Judge Robert McGahey of Denver submitted the following guest post:
I've subscribed to The New Yorker for years and read it cover-to-cover when I get it. The articles that are directly about the law and the legal process are frequently insightful and thought-provoking, especially those by Jeffrey Toobin. But every now and then there's an article that's not directly related to the law that has application to advocacy or advocacy teaching. I'd like to call your attention to two such recent articles.
In the March 9, 2015 issue there's an article titled "Frame of Reference", written by the inimitable John McPhee, one of my favorite authors. McPhee writes on a myriad of subjects and his economical but stylish writing is always a treat. This article discuss the fact that different people understand – or don't understand -- what someone is talking or writing about depending on the listener's or reader's frame of reference.

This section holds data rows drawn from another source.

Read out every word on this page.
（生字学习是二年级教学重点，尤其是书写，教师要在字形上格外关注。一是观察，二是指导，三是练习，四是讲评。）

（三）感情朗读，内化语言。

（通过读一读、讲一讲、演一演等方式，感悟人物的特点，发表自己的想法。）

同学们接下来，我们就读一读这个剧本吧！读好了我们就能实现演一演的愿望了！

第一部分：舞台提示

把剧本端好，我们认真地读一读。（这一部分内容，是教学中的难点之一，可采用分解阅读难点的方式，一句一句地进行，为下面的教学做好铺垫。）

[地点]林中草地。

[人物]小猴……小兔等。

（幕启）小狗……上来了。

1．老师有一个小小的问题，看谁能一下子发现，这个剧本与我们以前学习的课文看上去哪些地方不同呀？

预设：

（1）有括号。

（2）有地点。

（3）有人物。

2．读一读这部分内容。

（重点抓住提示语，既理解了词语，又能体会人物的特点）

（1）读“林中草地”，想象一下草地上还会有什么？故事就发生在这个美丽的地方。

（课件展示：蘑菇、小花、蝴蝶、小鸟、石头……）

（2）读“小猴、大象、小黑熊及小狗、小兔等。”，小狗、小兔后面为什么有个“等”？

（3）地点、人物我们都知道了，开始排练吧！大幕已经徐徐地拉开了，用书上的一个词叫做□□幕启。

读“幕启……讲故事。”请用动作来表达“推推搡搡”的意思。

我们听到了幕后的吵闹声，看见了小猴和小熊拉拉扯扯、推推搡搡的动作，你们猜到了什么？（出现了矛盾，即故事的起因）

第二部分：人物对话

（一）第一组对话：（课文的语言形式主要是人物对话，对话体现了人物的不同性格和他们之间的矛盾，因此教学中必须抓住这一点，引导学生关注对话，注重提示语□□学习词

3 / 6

Anyone who knows me knows I love to make pop cultural references (and frequently really obscure ones) when I speak or teach. Even so, I have long taught my students to avoid such references in court, since everybody doesn't understand those references in the same way and may not understand them at all. This was brought home forcefully to me several years ago, when discussing Judgment at Nuremberg with a seminar group. I referred to the characters played by Spencer Tracy and Burt Lancaster, and was met with many blank stares. I then realized, to my horror, that most of these young Philistines didn't know who I was talking about. McPhee actually calls out folks like me when he writes: "Don't assume that everyone on earth has seen every movie that you have seen. In the archives of ersatz references, that is among the fattest folders."
The advocacy teaching takeaway here is to remind our students to consider the frame of reference of the juries and judges they speak to and the witnesses they question. Students should focus on references, analogies and comparisons that are truly universal and they should avoid ones that aren't. Such references, analogies and comparisons can make our case story livelier, easier to understand and more accessible, but using incomprehensible or confusing ones can create confusion or hostility that leads to failure.
The second article is one by Malcolm Gladwell titled "The Engineer's Lament," in the May 4, 2015 issue. Gladwell is the best-selling author of books like What the Dog Saw, Outliers, and The Tipping Point, and is a frequent contributor to The New Yorker. I know that everyone isn't a Gladwell fan, although I always enjoy his stuff, even if I don't always agree with him. This article is an exploration of how people trained as engineers tend to think about and approach problems in a different way than folks not so trained. He quotes this unattributed saying:
"A pessimist sees the glass as half empty. The optimist sees the glass as half full. The engineer sees the glass as twice the size it needs to be." Gladwell's article first got me thinking about how we do this as lawyers. There's all that hullabaloo about teaching 1L's to "think like lawyers"; remember Professor Kingsfield's remark: "You come in here with a skull full of mush; you leave thinking like a lawyer."[1] It's why we encourage our students to avoid jargon, legalese and too many words of art when operating in a courtroom. After all, most juries aren't made up of lawyers.
But Gladwell's article struck another chord for me, this one with how we present expert witnesses in courtrooms. The article's more specific focus is how automotive engineers look at product defects and how that differs from the rest of us: "To the engineer, a car sits somewhere on the gradient of acceptability. To the public, a car's status is binary: it is either broken or working, flawed or functional."
Think back on a time when you were having trouble getting expert testimony to resonate with a jury, or better, when you had an expert whose testimony had the jury nodding their heads in understanding. Wasn't the better expert a great teacher, someone who could make complicated matters understandable, frequently by the use of easily understood comparisons or analogies? (Ah! McPhee!) Wasn't the better expert someone who didn't talk like one, someone the jury could relate to, who's testimony the jury could accept as the correct explanation for an what seems at first blush to be an obscure or impenetrable subject? Shouldn't we teach our students how to work with experts to give that expert's testimony the best chance of being accepted and adopted by the jury -- in other words, how to make that expert's testimony persuasive?
I would urge you to read these two articles and see if you can adapt their ideas into to your teaching. And please share what "un-lawyerly" stuff you use to teach advocacy!
[1] John Houseman as Professor Charles W. Kingsfield, Jr., The Paper Chase, (20th Century Fox, 1973.) The inclusion of an ironic movie reference is absolutely deliberate.